La survie des « cellules endormies »
« En 2024, la guerre n’est pas finie. Ce qui est triste à Raqqa, c’est que la vie y est aujourd’hui pire que sous le régime de Bachar al-Assad et sous Daesh, alors qu’elle devrait être tout le contraire. Située dans un territoire contrôlé par les forces kurdes qui ont vaincu l’État islamique, Raqqa dépend cependant du régime syrien, qui confisque l’aide internationale des ONG. Depuis leur libération des islamistes, les habitants de Raqqa mènent un quotidien extrêmement dur. L’économie est sur le terrain. Les gens n’ont pas assez à manger. Il n’y a pas d’eau courante partout, l’électricité ne fonctionne que quelques heures par jour. Un grand nombre d’écoles sont fermées, alors qu’avant l’arrivée de l’État islamique, l’éducation n’était pas une matière : tous les enfants étaient scolarisés. Comme le dit Faris, l’un des protagonistes, militant associatif, l’enjeu actuel et le principal engagement moral est d’aider les enfants qui n’ont connu que la guerre.
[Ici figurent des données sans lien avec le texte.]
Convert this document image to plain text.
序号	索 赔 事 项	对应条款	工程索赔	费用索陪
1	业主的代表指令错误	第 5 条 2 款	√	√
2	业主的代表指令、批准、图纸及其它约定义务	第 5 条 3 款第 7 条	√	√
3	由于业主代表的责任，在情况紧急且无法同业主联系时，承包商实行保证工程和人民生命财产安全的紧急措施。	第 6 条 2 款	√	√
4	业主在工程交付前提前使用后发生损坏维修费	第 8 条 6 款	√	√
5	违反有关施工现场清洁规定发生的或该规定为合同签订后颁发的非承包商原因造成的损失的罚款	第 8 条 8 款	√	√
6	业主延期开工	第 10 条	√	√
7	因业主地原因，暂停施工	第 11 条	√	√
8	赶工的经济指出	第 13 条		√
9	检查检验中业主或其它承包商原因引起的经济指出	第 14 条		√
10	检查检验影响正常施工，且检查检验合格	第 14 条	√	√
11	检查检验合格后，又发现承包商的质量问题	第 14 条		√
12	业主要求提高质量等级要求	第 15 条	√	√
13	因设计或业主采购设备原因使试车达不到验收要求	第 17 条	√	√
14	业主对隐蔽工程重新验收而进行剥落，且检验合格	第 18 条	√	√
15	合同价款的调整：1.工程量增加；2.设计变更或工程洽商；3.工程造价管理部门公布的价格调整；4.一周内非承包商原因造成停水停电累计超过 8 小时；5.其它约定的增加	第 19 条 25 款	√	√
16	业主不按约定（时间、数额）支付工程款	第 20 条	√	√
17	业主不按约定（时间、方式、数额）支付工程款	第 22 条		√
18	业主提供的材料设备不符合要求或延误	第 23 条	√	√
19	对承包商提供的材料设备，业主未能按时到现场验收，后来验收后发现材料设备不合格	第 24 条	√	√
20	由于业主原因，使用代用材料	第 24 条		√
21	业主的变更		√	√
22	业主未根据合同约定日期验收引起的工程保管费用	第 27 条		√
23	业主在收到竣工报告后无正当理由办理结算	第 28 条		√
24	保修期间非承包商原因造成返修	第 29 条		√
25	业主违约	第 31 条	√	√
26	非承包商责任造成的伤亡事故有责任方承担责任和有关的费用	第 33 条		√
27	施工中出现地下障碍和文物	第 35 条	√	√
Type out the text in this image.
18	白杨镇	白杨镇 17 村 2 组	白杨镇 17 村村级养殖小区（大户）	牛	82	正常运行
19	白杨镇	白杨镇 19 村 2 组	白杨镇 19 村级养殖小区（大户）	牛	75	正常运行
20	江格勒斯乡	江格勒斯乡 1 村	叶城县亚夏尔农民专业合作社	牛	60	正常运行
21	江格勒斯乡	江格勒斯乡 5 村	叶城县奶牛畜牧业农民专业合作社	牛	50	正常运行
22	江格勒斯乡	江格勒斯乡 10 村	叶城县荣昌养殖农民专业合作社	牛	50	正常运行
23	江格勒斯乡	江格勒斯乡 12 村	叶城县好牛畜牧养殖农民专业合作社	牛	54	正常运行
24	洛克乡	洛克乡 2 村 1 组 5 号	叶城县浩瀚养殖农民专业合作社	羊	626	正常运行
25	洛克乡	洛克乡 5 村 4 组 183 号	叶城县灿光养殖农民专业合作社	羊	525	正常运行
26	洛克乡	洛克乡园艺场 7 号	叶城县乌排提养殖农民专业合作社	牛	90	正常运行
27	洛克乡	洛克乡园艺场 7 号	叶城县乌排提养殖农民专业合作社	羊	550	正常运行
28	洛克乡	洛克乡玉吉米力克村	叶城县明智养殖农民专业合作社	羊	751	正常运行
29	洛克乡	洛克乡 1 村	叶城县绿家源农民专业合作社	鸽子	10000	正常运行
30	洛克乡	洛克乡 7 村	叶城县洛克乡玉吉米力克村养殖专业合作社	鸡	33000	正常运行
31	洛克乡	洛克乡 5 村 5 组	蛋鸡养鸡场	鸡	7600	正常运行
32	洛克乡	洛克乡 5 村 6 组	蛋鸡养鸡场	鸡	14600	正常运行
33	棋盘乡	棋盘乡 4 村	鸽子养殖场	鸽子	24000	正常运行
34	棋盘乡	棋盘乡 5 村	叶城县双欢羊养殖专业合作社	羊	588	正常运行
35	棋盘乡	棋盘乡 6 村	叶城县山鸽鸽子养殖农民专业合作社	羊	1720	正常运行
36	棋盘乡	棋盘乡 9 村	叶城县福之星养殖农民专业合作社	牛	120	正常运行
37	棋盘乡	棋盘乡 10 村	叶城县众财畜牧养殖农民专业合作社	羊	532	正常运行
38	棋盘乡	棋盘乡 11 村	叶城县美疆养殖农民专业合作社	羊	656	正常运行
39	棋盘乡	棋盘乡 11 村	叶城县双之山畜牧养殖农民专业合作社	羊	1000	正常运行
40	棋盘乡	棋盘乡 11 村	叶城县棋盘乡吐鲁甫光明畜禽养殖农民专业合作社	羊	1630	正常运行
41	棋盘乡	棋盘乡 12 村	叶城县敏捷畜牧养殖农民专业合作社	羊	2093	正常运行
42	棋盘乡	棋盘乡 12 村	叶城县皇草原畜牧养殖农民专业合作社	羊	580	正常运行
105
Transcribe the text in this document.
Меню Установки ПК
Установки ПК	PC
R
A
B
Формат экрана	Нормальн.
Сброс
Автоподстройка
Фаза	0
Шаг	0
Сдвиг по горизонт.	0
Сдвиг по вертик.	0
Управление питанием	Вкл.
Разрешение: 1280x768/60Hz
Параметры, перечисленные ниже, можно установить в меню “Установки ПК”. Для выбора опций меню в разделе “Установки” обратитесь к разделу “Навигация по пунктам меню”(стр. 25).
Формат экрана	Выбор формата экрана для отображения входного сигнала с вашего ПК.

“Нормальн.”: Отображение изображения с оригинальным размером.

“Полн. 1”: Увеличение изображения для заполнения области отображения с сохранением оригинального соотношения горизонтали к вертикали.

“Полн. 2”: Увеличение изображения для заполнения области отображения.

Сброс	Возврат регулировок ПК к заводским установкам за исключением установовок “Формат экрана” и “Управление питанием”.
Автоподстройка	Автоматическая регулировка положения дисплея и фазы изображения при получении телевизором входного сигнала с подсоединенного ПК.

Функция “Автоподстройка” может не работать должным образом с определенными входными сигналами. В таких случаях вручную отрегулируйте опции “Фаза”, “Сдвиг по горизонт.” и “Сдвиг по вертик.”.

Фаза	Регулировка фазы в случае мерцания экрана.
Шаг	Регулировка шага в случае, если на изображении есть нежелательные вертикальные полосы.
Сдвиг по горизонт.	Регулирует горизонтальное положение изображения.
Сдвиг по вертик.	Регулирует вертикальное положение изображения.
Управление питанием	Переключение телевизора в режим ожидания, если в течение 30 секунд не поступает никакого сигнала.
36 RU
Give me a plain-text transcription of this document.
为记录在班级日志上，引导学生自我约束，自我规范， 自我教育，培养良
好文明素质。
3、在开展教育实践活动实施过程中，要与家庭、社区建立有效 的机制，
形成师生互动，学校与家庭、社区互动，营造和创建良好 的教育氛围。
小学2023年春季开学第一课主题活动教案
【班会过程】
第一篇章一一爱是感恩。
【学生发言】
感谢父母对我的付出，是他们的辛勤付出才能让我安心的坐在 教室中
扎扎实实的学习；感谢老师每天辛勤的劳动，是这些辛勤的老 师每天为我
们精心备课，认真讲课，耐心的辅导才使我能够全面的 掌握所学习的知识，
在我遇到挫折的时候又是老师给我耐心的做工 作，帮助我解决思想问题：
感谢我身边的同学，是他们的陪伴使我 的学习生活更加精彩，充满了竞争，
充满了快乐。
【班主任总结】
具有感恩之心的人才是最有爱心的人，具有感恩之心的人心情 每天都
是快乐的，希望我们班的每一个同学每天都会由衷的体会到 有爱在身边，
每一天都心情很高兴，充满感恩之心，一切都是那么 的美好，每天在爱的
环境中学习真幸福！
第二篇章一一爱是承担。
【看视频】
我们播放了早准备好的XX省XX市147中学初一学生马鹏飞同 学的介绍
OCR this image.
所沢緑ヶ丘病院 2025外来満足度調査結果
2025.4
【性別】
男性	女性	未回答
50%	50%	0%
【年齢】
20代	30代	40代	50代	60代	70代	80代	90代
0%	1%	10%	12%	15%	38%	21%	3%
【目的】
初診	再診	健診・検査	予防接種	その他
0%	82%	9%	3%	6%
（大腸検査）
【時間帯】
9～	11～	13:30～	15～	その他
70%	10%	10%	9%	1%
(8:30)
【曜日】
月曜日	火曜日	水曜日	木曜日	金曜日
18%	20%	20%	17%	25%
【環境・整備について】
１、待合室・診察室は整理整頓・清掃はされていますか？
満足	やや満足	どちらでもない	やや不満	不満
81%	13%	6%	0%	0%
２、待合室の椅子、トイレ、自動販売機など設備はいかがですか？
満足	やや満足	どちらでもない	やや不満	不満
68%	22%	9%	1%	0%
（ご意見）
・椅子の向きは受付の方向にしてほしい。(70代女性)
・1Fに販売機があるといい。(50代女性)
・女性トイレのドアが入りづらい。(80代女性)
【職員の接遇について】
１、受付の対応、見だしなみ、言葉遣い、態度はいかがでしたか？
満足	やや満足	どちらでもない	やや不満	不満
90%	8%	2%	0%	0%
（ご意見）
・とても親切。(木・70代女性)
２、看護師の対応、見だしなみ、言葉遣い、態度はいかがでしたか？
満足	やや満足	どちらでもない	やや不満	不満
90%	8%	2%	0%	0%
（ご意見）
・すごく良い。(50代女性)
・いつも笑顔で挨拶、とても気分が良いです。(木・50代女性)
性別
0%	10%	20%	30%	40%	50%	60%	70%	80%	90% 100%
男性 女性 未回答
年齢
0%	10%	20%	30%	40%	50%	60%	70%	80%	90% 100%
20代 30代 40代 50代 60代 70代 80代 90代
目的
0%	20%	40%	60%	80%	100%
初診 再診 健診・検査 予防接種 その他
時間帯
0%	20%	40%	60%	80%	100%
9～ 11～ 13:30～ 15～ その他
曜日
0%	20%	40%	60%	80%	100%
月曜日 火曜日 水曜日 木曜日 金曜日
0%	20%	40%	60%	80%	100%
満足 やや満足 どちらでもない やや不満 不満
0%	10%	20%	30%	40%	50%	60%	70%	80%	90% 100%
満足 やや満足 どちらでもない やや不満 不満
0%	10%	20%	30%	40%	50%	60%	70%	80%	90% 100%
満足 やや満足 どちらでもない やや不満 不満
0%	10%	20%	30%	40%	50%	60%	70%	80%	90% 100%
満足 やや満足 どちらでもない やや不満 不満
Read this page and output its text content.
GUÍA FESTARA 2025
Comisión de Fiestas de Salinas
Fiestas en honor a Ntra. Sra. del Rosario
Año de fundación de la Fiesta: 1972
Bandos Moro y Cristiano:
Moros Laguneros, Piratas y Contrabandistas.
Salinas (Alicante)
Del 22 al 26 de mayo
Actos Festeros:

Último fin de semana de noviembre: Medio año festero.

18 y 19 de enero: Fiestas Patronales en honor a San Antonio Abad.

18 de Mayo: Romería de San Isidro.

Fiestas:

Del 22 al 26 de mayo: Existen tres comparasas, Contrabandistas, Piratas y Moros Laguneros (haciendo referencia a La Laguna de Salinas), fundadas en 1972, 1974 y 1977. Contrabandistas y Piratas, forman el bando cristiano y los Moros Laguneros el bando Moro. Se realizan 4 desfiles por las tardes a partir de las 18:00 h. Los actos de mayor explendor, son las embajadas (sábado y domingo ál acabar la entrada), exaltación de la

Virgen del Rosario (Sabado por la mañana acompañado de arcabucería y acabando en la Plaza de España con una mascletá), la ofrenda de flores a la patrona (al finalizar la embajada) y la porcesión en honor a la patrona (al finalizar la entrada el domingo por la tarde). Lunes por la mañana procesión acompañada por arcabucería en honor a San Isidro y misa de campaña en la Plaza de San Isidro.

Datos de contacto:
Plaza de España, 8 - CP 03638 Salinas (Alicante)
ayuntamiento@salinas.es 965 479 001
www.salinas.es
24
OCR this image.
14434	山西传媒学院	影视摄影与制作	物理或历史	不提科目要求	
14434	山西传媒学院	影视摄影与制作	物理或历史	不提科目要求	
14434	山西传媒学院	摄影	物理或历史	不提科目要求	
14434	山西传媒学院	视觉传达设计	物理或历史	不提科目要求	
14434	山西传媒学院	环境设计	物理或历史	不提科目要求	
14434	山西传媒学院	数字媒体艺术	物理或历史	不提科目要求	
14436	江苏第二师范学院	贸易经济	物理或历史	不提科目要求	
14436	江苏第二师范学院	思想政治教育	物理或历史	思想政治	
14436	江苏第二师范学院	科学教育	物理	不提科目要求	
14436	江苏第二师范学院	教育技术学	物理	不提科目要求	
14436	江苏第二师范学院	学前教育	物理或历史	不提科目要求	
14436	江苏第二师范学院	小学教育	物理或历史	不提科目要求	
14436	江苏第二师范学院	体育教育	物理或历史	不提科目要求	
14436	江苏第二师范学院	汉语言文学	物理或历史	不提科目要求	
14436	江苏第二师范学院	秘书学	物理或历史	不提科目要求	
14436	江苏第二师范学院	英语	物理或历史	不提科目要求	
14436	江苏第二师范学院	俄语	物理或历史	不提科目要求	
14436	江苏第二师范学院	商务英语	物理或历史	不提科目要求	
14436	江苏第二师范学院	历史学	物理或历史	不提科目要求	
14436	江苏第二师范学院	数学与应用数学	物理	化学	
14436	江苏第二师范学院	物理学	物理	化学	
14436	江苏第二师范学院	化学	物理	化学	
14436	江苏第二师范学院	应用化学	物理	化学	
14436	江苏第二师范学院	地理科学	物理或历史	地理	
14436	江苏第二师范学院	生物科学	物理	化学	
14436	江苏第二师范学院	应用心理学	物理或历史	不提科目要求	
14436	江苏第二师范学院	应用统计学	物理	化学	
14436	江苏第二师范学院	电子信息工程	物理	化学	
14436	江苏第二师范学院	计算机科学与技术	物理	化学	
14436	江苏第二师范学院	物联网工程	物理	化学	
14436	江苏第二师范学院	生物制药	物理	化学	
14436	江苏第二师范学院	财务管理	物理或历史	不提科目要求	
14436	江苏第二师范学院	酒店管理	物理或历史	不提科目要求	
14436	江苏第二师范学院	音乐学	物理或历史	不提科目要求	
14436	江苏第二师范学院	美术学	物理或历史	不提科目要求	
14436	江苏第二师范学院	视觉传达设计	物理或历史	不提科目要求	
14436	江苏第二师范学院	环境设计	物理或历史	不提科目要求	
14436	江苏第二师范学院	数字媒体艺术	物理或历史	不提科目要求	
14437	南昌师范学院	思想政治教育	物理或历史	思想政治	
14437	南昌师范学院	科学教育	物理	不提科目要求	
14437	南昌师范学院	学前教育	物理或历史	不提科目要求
Raqqa est confrontée à un autre problème : la présence de sympathisants de Daesh infiltrés dans la ville. Ces cellules dormantes qui ont réussi à rester dans l’ombre mènent des attaques et des bombardements. Après la libération, il n’y a eu aucune réelle intention de reconstruction de la part de la communauté internationale. Aujourd’hui, non seulement le terrorisme n’est pas éradiqué, mais la menace d’un retour de Daesh devient de plus en plus présente. »
Dimanche 24 novembre à 21h05 sur France 5
Des conditions de tournage compliquées
Tourner à Raqqa en 2024 reste compliqué, et coûteux – avec une équipe technique syrienne d’une dizaine de personnes, plusieurs traducteurs, sans oublier les fixeurs. Le réalisateur a passé près d’un mois sur place, en avril dernier, pour réaliser ce documentaire produit par Tohubohu, que France Télévisions diffuse en prime time en Le monde devant. Il nuance cependant la prise de risque : “D’un point de vue sécurité, ce n’est clairement pas le pire endroit au monde où aller tourner aujourd’hui”, estime Hélène Lam Trong. Elle salue l’hospitalité des habitants : « Même si la guerre reste très proche géographiquement, nous avons été extrêmement bien accueillis par les Raqqawis. Depuis la fin de la guerre contre Daesh, plus grand monde ne vient les voir. Le désintérêt à leur égard a été quasi immédiat après la chute du califat en 2017. Un désintérêt à la mesure du niveau de secours international face aux menaces d’attentats terroristes. Nous n’y avons rencontré aucun collègue. » Les journalistes et médias étrangers semblent avoir déserté cette zone.